The UK’s Medicines and Healthcare products Regulatory Agency (MHRA) will lead a consortium of different organisations across Europe that include the European medicines regulators, academics and the pharmaceutical industry in a project that is looking to develop a mobile app for healthcare professionals and public to report any suspected adverse reactions to treatments directly to national EU regulators. The group are also exploring how they can use publicly available social media data that is identifying potential drug safety issues. The consortium has also been quick to stress that any data from social media used in the project will be made anonymous to protect data privacy.
As well as reporting suspected adverse reactions, the app could be also developed to send accurate, timely and up to date medicines information to patients, clinicians and care givers. WEB-RADR will also examine the value of these new tools for monitoring drug safety. It will help to develop recommendations for medicines regulators and the pharmaceutical industry internationally on how these should be used alongside existing systems.

Mick Foy, Group Manager in the MHRA’s Vigilance and Risk Management of Medicines division said:
“The growing use of smartphones and tablets by patients and healthcare professionals creates a need for reporting forms to be provided on these platforms to ensure regulators receive ADR reports that are easy to access and complete.“

“Additionally the recent growth of social media platforms such as Facebook, Twitter and the many specialist sites and blogs has given rise to many people sharing their medical experiences publicly on the internet.”
“Such data sharing, if properly harnessed, could provide an extremely valuable source of information the monitoring the safety of medicines after they have been licensed. WEB-RADR will deliver recommendations for international drug safety monitoring as to how these resources should be used ethically and scientifically.”

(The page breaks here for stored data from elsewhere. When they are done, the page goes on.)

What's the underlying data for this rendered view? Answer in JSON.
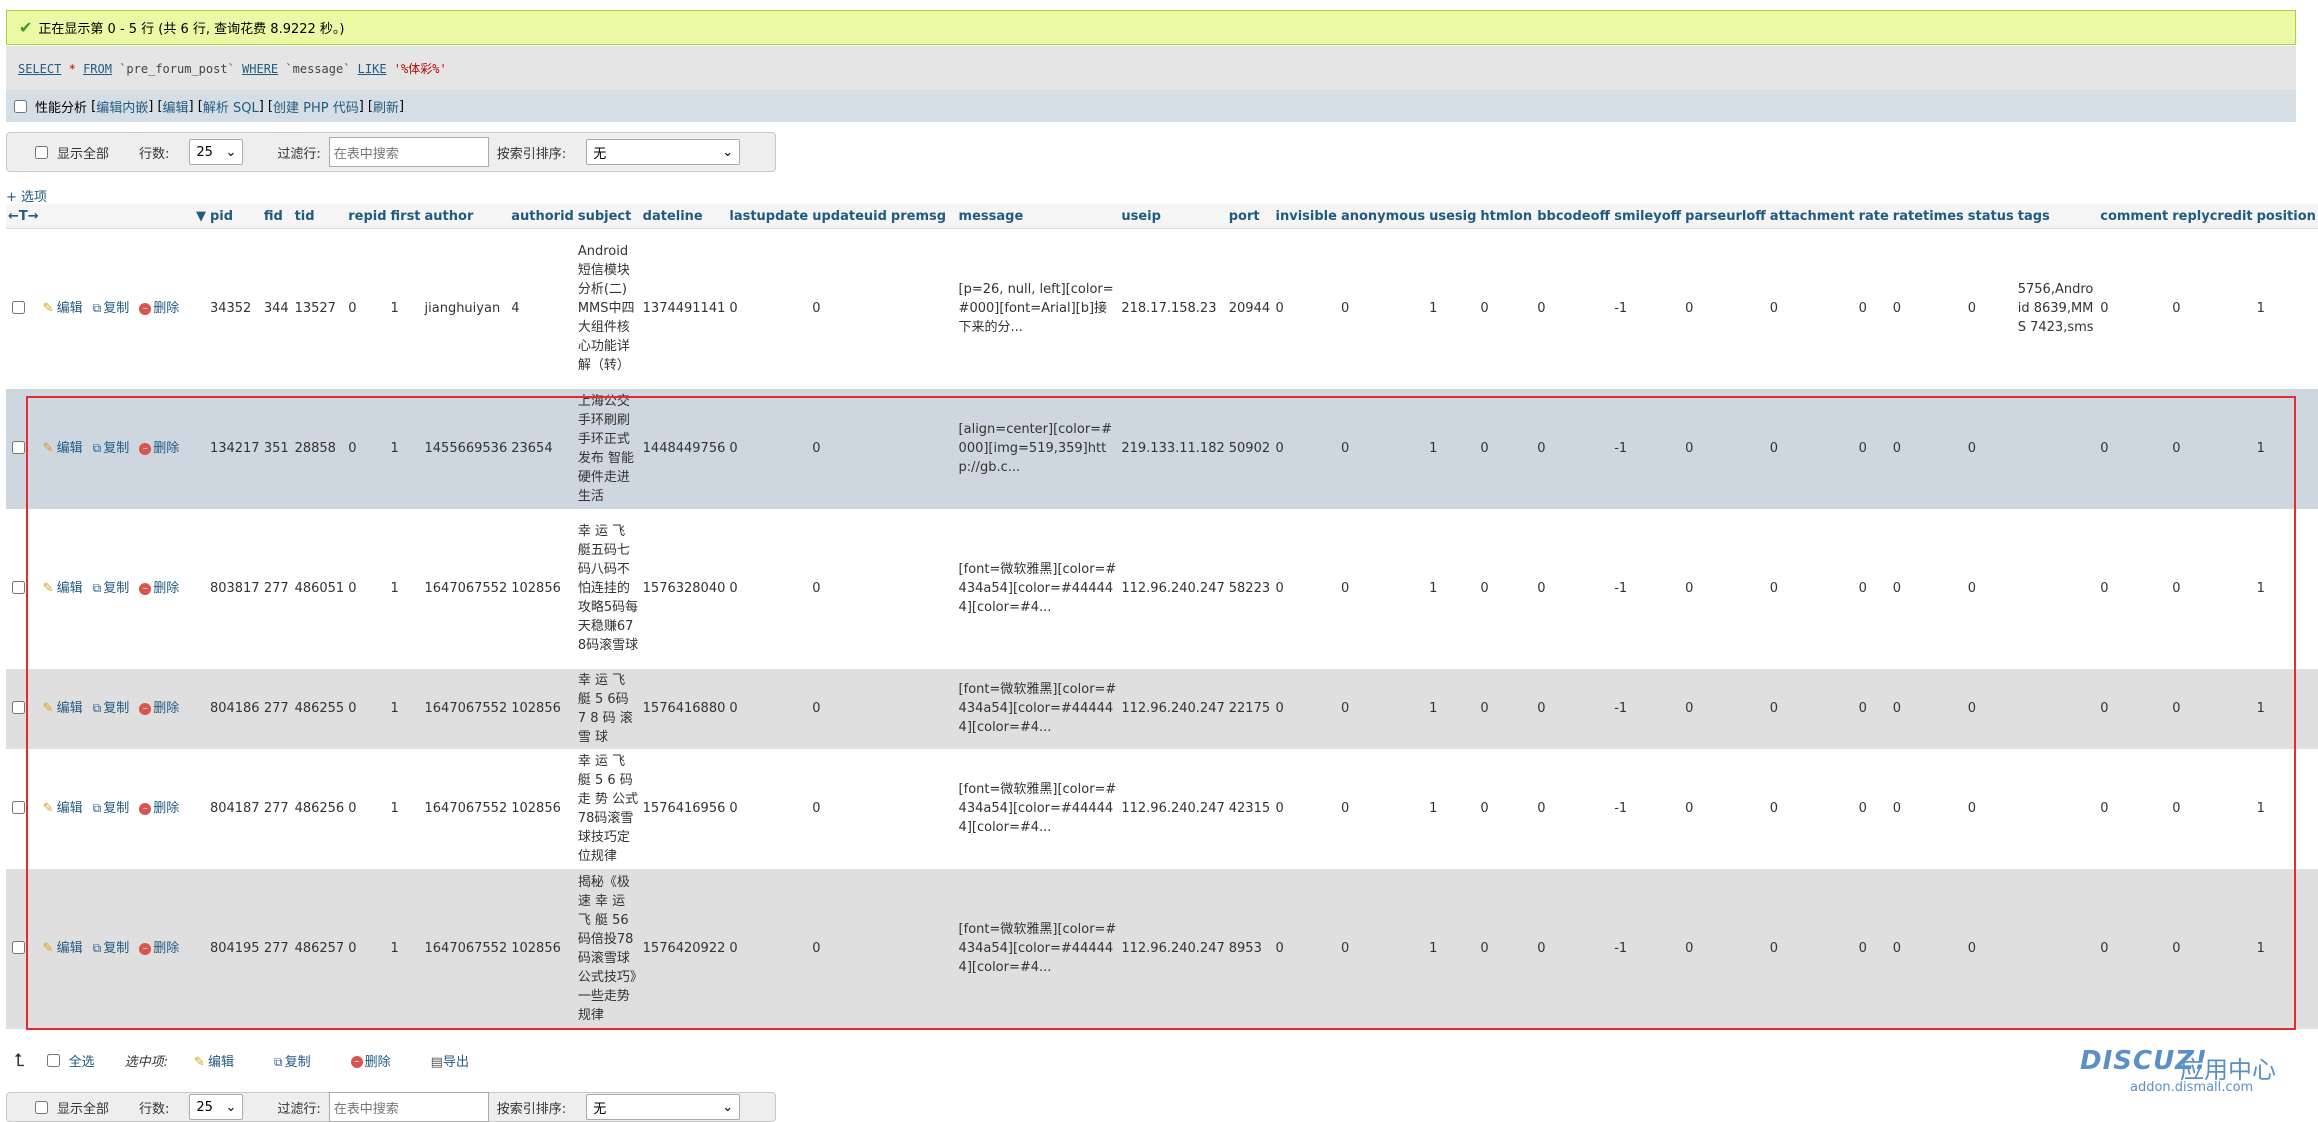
{
  "success": {
    "message": "正在显示第 0 - 5 行 (共 6 行, 查询花费 8.9222 秒。)"
  },
  "sql": {
    "select": "SELECT",
    "star": "*",
    "from": "FROM",
    "table": "`pre_forum_post`",
    "where": "WHERE",
    "field": "`message`",
    "like": "LIKE",
    "pattern": "'%体彩%'"
  },
  "profiling": {
    "label": "性能分析",
    "links": [
      "编辑内嵌",
      "编辑",
      "解析 SQL",
      "创建 PHP 代码",
      "刷新"
    ]
  },
  "nav": {
    "show_all": "显示全部",
    "rows_label": "行数:",
    "rows_value": "25",
    "filter_label": "过滤行:",
    "filter_placeholder": "在表中搜索",
    "sort_label": "按索引排序:",
    "sort_value": "无"
  },
  "options_link": "+ 选项",
  "sort_arrows": "←T→",
  "columns": [
    "pid",
    "fid",
    "tid",
    "repid",
    "first",
    "author",
    "authorid",
    "subject",
    "dateline",
    "lastupdate",
    "updateuid",
    "premsg",
    "message",
    "useip",
    "port",
    "invisible",
    "anonymous",
    "usesig",
    "htmlon",
    "bbcodeoff",
    "smileyoff",
    "parseurloff",
    "attachment",
    "rate",
    "ratetimes",
    "status",
    "tags",
    "comment",
    "replycredit",
    "position"
  ],
  "actions": {
    "edit": "编辑",
    "copy": "复制",
    "delete": "删除"
  },
  "rows": [
    {
      "pid": "34352",
      "fid": "344",
      "tid": "13527",
      "repid": "0",
      "first": "1",
      "author": "jianghuiyan",
      "authorid": "4",
      "subject": "Android短信模块分析(二) MMS中四大组件核心功能详解（转）",
      "dateline": "1374491141",
      "lastupdate": "0",
      "updateuid": "0",
      "premsg": "",
      "message": "[p=26, null, left][color=#000][font=Arial][b]接下来的分...",
      "useip": "218.17.158.23",
      "port": "20944",
      "invisible": "0",
      "anonymous": "0",
      "usesig": "1",
      "htmlon": "0",
      "bbcodeoff": "0",
      "smileyoff": "-1",
      "parseurloff": "0",
      "attachment": "0",
      "rate": "0",
      "ratetimes": "0",
      "status": "0",
      "tags": "5756,Android 8639,MMS 7423,sms",
      "comment": "0",
      "replycredit": "0",
      "position": "1"
    },
    {
      "pid": "134217",
      "fid": "351",
      "tid": "28858",
      "repid": "0",
      "first": "1",
      "author": "1455669536",
      "authorid": "23654",
      "subject": "上海公交手环刷刷手环正式发布 智能硬件走进生活",
      "dateline": "1448449756",
      "lastupdate": "0",
      "updateuid": "0",
      "premsg": "",
      "message": "[align=center][color=#000][img=519,359]http://gb.c...",
      "useip": "219.133.11.182",
      "port": "50902",
      "invisible": "0",
      "anonymous": "0",
      "usesig": "1",
      "htmlon": "0",
      "bbcodeoff": "0",
      "smileyoff": "-1",
      "parseurloff": "0",
      "attachment": "0",
      "rate": "0",
      "ratetimes": "0",
      "status": "0",
      "tags": "",
      "comment": "0",
      "replycredit": "0",
      "position": "1"
    },
    {
      "pid": "803817",
      "fid": "277",
      "tid": "486051",
      "repid": "0",
      "first": "1",
      "author": "1647067552",
      "authorid": "102856",
      "subject": "幸 运 飞 艇五码七码八码不怕连挂的攻略5码每天稳赚678码滚雪球",
      "dateline": "1576328040",
      "lastupdate": "0",
      "updateuid": "0",
      "premsg": "",
      "message": "[font=微软雅黑][color=#434a54][color=#444444][color=#4...",
      "useip": "112.96.240.247",
      "port": "58223",
      "invisible": "0",
      "anonymous": "0",
      "usesig": "1",
      "htmlon": "0",
      "bbcodeoff": "0",
      "smileyoff": "-1",
      "parseurloff": "0",
      "attachment": "0",
      "rate": "0",
      "ratetimes": "0",
      "status": "0",
      "tags": "",
      "comment": "0",
      "replycredit": "0",
      "position": "1"
    },
    {
      "pid": "804186",
      "fid": "277",
      "tid": "486255",
      "repid": "0",
      "first": "1",
      "author": "1647067552",
      "authorid": "102856",
      "subject": "幸 运 飞 艇 5 6码 7 8 码 滚雪 球",
      "dateline": "1576416880",
      "lastupdate": "0",
      "updateuid": "0",
      "premsg": "",
      "message": "[font=微软雅黑][color=#434a54][color=#444444][color=#4...",
      "useip": "112.96.240.247",
      "port": "22175",
      "invisible": "0",
      "anonymous": "0",
      "usesig": "1",
      "htmlon": "0",
      "bbcodeoff": "0",
      "smileyoff": "-1",
      "parseurloff": "0",
      "attachment": "0",
      "rate": "0",
      "ratetimes": "0",
      "status": "0",
      "tags": "",
      "comment": "0",
      "replycredit": "0",
      "position": "1"
    },
    {
      "pid": "804187",
      "fid": "277",
      "tid": "486256",
      "repid": "0",
      "first": "1",
      "author": "1647067552",
      "authorid": "102856",
      "subject": "幸 运 飞 艇 5 6 码 走 势 公式78码滚雪球技巧定位规律",
      "dateline": "1576416956",
      "lastupdate": "0",
      "updateuid": "0",
      "premsg": "",
      "message": "[font=微软雅黑][color=#434a54][color=#444444][color=#4...",
      "useip": "112.96.240.247",
      "port": "42315",
      "invisible": "0",
      "anonymous": "0",
      "usesig": "1",
      "htmlon": "0",
      "bbcodeoff": "0",
      "smileyoff": "-1",
      "parseurloff": "0",
      "attachment": "0",
      "rate": "0",
      "ratetimes": "0",
      "status": "0",
      "tags": "",
      "comment": "0",
      "replycredit": "0",
      "position": "1"
    },
    {
      "pid": "804195",
      "fid": "277",
      "tid": "486257",
      "repid": "0",
      "first": "1",
      "author": "1647067552",
      "authorid": "102856",
      "subject": "揭秘《极 速 幸 运 飞 艇 56码倍投78码滚雪球公式技巧》一些走势规律",
      "dateline": "1576420922",
      "lastupdate": "0",
      "updateuid": "0",
      "premsg": "",
      "message": "[font=微软雅黑][color=#434a54][color=#444444][color=#4...",
      "useip": "112.96.240.247",
      "port": "8953",
      "invisible": "0",
      "anonymous": "0",
      "usesig": "1",
      "htmlon": "0",
      "bbcodeoff": "0",
      "smileyoff": "-1",
      "parseurloff": "0",
      "attachment": "0",
      "rate": "0",
      "ratetimes": "0",
      "status": "0",
      "tags": "",
      "comment": "0",
      "replycredit": "0",
      "position": "1"
    }
  ],
  "bottom": {
    "select_all": "全选",
    "selected_label": "选中项:",
    "edit": "编辑",
    "copy": "复制",
    "delete": "删除",
    "export": "导出"
  },
  "watermark": {
    "brand": "DISCUZ!",
    "sub": "应用中心",
    "url": "addon.dismall.com"
  },
  "colors": {
    "accent_link": "#235a81",
    "success_bg": "#ebf8a4",
    "highlight_box": "#e32d2d"
  }
}
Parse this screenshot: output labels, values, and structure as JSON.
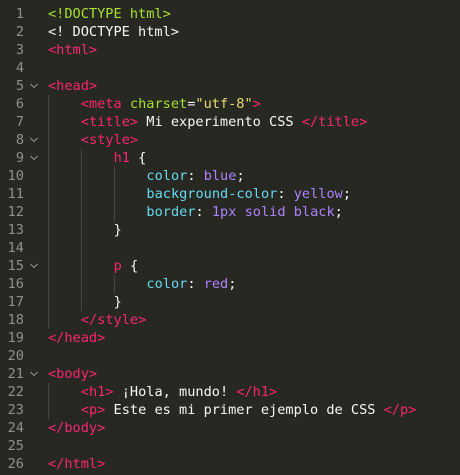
{
  "editor": {
    "lines": [
      {
        "num": "1",
        "tokens": [
          {
            "c": "t-doctype",
            "t": "<!DOCTYPE html>"
          }
        ]
      },
      {
        "num": "2",
        "tokens": [
          {
            "c": "t-txt",
            "t": "<! DOCTYPE html>"
          }
        ]
      },
      {
        "num": "3",
        "tokens": [
          {
            "c": "t-tag",
            "t": "<html>"
          }
        ]
      },
      {
        "num": "4",
        "tokens": []
      },
      {
        "num": "5",
        "fold": true,
        "tokens": [
          {
            "c": "t-tag",
            "t": "<head>"
          }
        ]
      },
      {
        "num": "6",
        "indent": 1,
        "tokens": [
          {
            "c": "t-tag",
            "t": "<meta "
          },
          {
            "c": "t-attr",
            "t": "charset"
          },
          {
            "c": "t-punct",
            "t": "="
          },
          {
            "c": "t-str",
            "t": "\"utf-8\""
          },
          {
            "c": "t-tag",
            "t": ">"
          }
        ]
      },
      {
        "num": "7",
        "indent": 1,
        "tokens": [
          {
            "c": "t-tag",
            "t": "<title>"
          },
          {
            "c": "t-txt",
            "t": " Mi experimento CSS "
          },
          {
            "c": "t-tag",
            "t": "</title>"
          }
        ]
      },
      {
        "num": "8",
        "indent": 1,
        "fold": true,
        "tokens": [
          {
            "c": "t-tag",
            "t": "<style>"
          }
        ]
      },
      {
        "num": "9",
        "indent": 2,
        "fold": true,
        "tokens": [
          {
            "c": "t-sel",
            "t": "h1"
          },
          {
            "c": "t-punct",
            "t": " {"
          }
        ]
      },
      {
        "num": "10",
        "indent": 3,
        "tokens": [
          {
            "c": "t-prop",
            "t": "color"
          },
          {
            "c": "t-punct",
            "t": ": "
          },
          {
            "c": "t-val",
            "t": "blue"
          },
          {
            "c": "t-punct",
            "t": ";"
          }
        ]
      },
      {
        "num": "11",
        "indent": 3,
        "tokens": [
          {
            "c": "t-prop",
            "t": "background-color"
          },
          {
            "c": "t-punct",
            "t": ": "
          },
          {
            "c": "t-val",
            "t": "yellow"
          },
          {
            "c": "t-punct",
            "t": ";"
          }
        ]
      },
      {
        "num": "12",
        "indent": 3,
        "tokens": [
          {
            "c": "t-prop",
            "t": "border"
          },
          {
            "c": "t-punct",
            "t": ": "
          },
          {
            "c": "t-val",
            "t": "1px"
          },
          {
            "c": "t-punct",
            "t": " "
          },
          {
            "c": "t-val",
            "t": "solid"
          },
          {
            "c": "t-punct",
            "t": " "
          },
          {
            "c": "t-val",
            "t": "black"
          },
          {
            "c": "t-punct",
            "t": ";"
          }
        ]
      },
      {
        "num": "13",
        "indent": 2,
        "tokens": [
          {
            "c": "t-punct",
            "t": "}"
          }
        ]
      },
      {
        "num": "14",
        "indent": 2,
        "tokens": []
      },
      {
        "num": "15",
        "indent": 2,
        "fold": true,
        "tokens": [
          {
            "c": "t-sel",
            "t": "p"
          },
          {
            "c": "t-punct",
            "t": " {"
          }
        ]
      },
      {
        "num": "16",
        "indent": 3,
        "tokens": [
          {
            "c": "t-prop",
            "t": "color"
          },
          {
            "c": "t-punct",
            "t": ": "
          },
          {
            "c": "t-val",
            "t": "red"
          },
          {
            "c": "t-punct",
            "t": ";"
          }
        ]
      },
      {
        "num": "17",
        "indent": 2,
        "tokens": [
          {
            "c": "t-punct",
            "t": "}"
          }
        ]
      },
      {
        "num": "18",
        "indent": 1,
        "tokens": [
          {
            "c": "t-tag",
            "t": "</style>"
          }
        ]
      },
      {
        "num": "19",
        "tokens": [
          {
            "c": "t-tag",
            "t": "</head>"
          }
        ]
      },
      {
        "num": "20",
        "tokens": []
      },
      {
        "num": "21",
        "fold": true,
        "tokens": [
          {
            "c": "t-tag",
            "t": "<body>"
          }
        ]
      },
      {
        "num": "22",
        "indent": 1,
        "tokens": [
          {
            "c": "t-tag",
            "t": "<h1>"
          },
          {
            "c": "t-txt",
            "t": " ¡Hola, mundo! "
          },
          {
            "c": "t-tag",
            "t": "</h1>"
          }
        ]
      },
      {
        "num": "23",
        "indent": 1,
        "tokens": [
          {
            "c": "t-tag",
            "t": "<p>"
          },
          {
            "c": "t-txt",
            "t": " Este es mi primer ejemplo de CSS "
          },
          {
            "c": "t-tag",
            "t": "</p>"
          }
        ]
      },
      {
        "num": "24",
        "tokens": [
          {
            "c": "t-tag",
            "t": "</body>"
          }
        ]
      },
      {
        "num": "25",
        "tokens": []
      },
      {
        "num": "26",
        "tokens": [
          {
            "c": "t-tag",
            "t": "</html>"
          }
        ]
      }
    ]
  }
}
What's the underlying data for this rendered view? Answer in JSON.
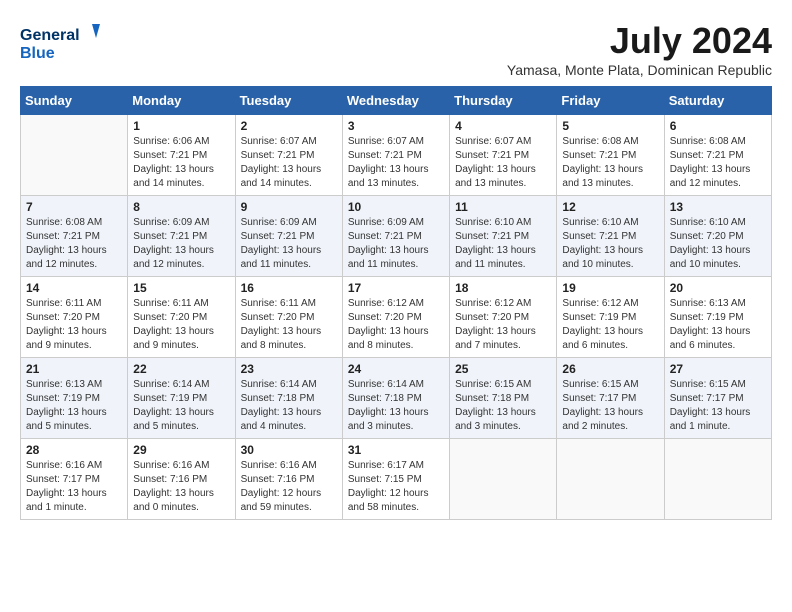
{
  "logo": {
    "line1": "General",
    "line2": "Blue"
  },
  "title": {
    "month_year": "July 2024",
    "location": "Yamasa, Monte Plata, Dominican Republic"
  },
  "headers": [
    "Sunday",
    "Monday",
    "Tuesday",
    "Wednesday",
    "Thursday",
    "Friday",
    "Saturday"
  ],
  "weeks": [
    [
      {
        "day": "",
        "info": ""
      },
      {
        "day": "1",
        "info": "Sunrise: 6:06 AM\nSunset: 7:21 PM\nDaylight: 13 hours\nand 14 minutes."
      },
      {
        "day": "2",
        "info": "Sunrise: 6:07 AM\nSunset: 7:21 PM\nDaylight: 13 hours\nand 14 minutes."
      },
      {
        "day": "3",
        "info": "Sunrise: 6:07 AM\nSunset: 7:21 PM\nDaylight: 13 hours\nand 13 minutes."
      },
      {
        "day": "4",
        "info": "Sunrise: 6:07 AM\nSunset: 7:21 PM\nDaylight: 13 hours\nand 13 minutes."
      },
      {
        "day": "5",
        "info": "Sunrise: 6:08 AM\nSunset: 7:21 PM\nDaylight: 13 hours\nand 13 minutes."
      },
      {
        "day": "6",
        "info": "Sunrise: 6:08 AM\nSunset: 7:21 PM\nDaylight: 13 hours\nand 12 minutes."
      }
    ],
    [
      {
        "day": "7",
        "info": "Sunrise: 6:08 AM\nSunset: 7:21 PM\nDaylight: 13 hours\nand 12 minutes."
      },
      {
        "day": "8",
        "info": "Sunrise: 6:09 AM\nSunset: 7:21 PM\nDaylight: 13 hours\nand 12 minutes."
      },
      {
        "day": "9",
        "info": "Sunrise: 6:09 AM\nSunset: 7:21 PM\nDaylight: 13 hours\nand 11 minutes."
      },
      {
        "day": "10",
        "info": "Sunrise: 6:09 AM\nSunset: 7:21 PM\nDaylight: 13 hours\nand 11 minutes."
      },
      {
        "day": "11",
        "info": "Sunrise: 6:10 AM\nSunset: 7:21 PM\nDaylight: 13 hours\nand 11 minutes."
      },
      {
        "day": "12",
        "info": "Sunrise: 6:10 AM\nSunset: 7:21 PM\nDaylight: 13 hours\nand 10 minutes."
      },
      {
        "day": "13",
        "info": "Sunrise: 6:10 AM\nSunset: 7:20 PM\nDaylight: 13 hours\nand 10 minutes."
      }
    ],
    [
      {
        "day": "14",
        "info": "Sunrise: 6:11 AM\nSunset: 7:20 PM\nDaylight: 13 hours\nand 9 minutes."
      },
      {
        "day": "15",
        "info": "Sunrise: 6:11 AM\nSunset: 7:20 PM\nDaylight: 13 hours\nand 9 minutes."
      },
      {
        "day": "16",
        "info": "Sunrise: 6:11 AM\nSunset: 7:20 PM\nDaylight: 13 hours\nand 8 minutes."
      },
      {
        "day": "17",
        "info": "Sunrise: 6:12 AM\nSunset: 7:20 PM\nDaylight: 13 hours\nand 8 minutes."
      },
      {
        "day": "18",
        "info": "Sunrise: 6:12 AM\nSunset: 7:20 PM\nDaylight: 13 hours\nand 7 minutes."
      },
      {
        "day": "19",
        "info": "Sunrise: 6:12 AM\nSunset: 7:19 PM\nDaylight: 13 hours\nand 6 minutes."
      },
      {
        "day": "20",
        "info": "Sunrise: 6:13 AM\nSunset: 7:19 PM\nDaylight: 13 hours\nand 6 minutes."
      }
    ],
    [
      {
        "day": "21",
        "info": "Sunrise: 6:13 AM\nSunset: 7:19 PM\nDaylight: 13 hours\nand 5 minutes."
      },
      {
        "day": "22",
        "info": "Sunrise: 6:14 AM\nSunset: 7:19 PM\nDaylight: 13 hours\nand 5 minutes."
      },
      {
        "day": "23",
        "info": "Sunrise: 6:14 AM\nSunset: 7:18 PM\nDaylight: 13 hours\nand 4 minutes."
      },
      {
        "day": "24",
        "info": "Sunrise: 6:14 AM\nSunset: 7:18 PM\nDaylight: 13 hours\nand 3 minutes."
      },
      {
        "day": "25",
        "info": "Sunrise: 6:15 AM\nSunset: 7:18 PM\nDaylight: 13 hours\nand 3 minutes."
      },
      {
        "day": "26",
        "info": "Sunrise: 6:15 AM\nSunset: 7:17 PM\nDaylight: 13 hours\nand 2 minutes."
      },
      {
        "day": "27",
        "info": "Sunrise: 6:15 AM\nSunset: 7:17 PM\nDaylight: 13 hours\nand 1 minute."
      }
    ],
    [
      {
        "day": "28",
        "info": "Sunrise: 6:16 AM\nSunset: 7:17 PM\nDaylight: 13 hours\nand 1 minute."
      },
      {
        "day": "29",
        "info": "Sunrise: 6:16 AM\nSunset: 7:16 PM\nDaylight: 13 hours\nand 0 minutes."
      },
      {
        "day": "30",
        "info": "Sunrise: 6:16 AM\nSunset: 7:16 PM\nDaylight: 12 hours\nand 59 minutes."
      },
      {
        "day": "31",
        "info": "Sunrise: 6:17 AM\nSunset: 7:15 PM\nDaylight: 12 hours\nand 58 minutes."
      },
      {
        "day": "",
        "info": ""
      },
      {
        "day": "",
        "info": ""
      },
      {
        "day": "",
        "info": ""
      }
    ]
  ]
}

On a more mundane level the use of simple communications tools such as teleconferencing can have a positive impact on healthcare. Just this week the Financial Times reported that my local hospital, Airedale General Hospital, is using teleconferencing to treat a small number of its patients at home. Not only can this cut hospital use by more than a third, but it is also a far more compassionate way of caring for people with difficult conditions. Treatment at home is particularly beneficial for elderly patients; it is worth noting that the NHS spends about seven times as much on an 80-year-old person as on a 30-year old and coming years will see a rapid rise in the elderly share of the population. This may be a small step towards plugging an NHS funding gap that is forecast to reach £30bn by 2021 but, as one of our leading supermarket chains used to say “every little helps”.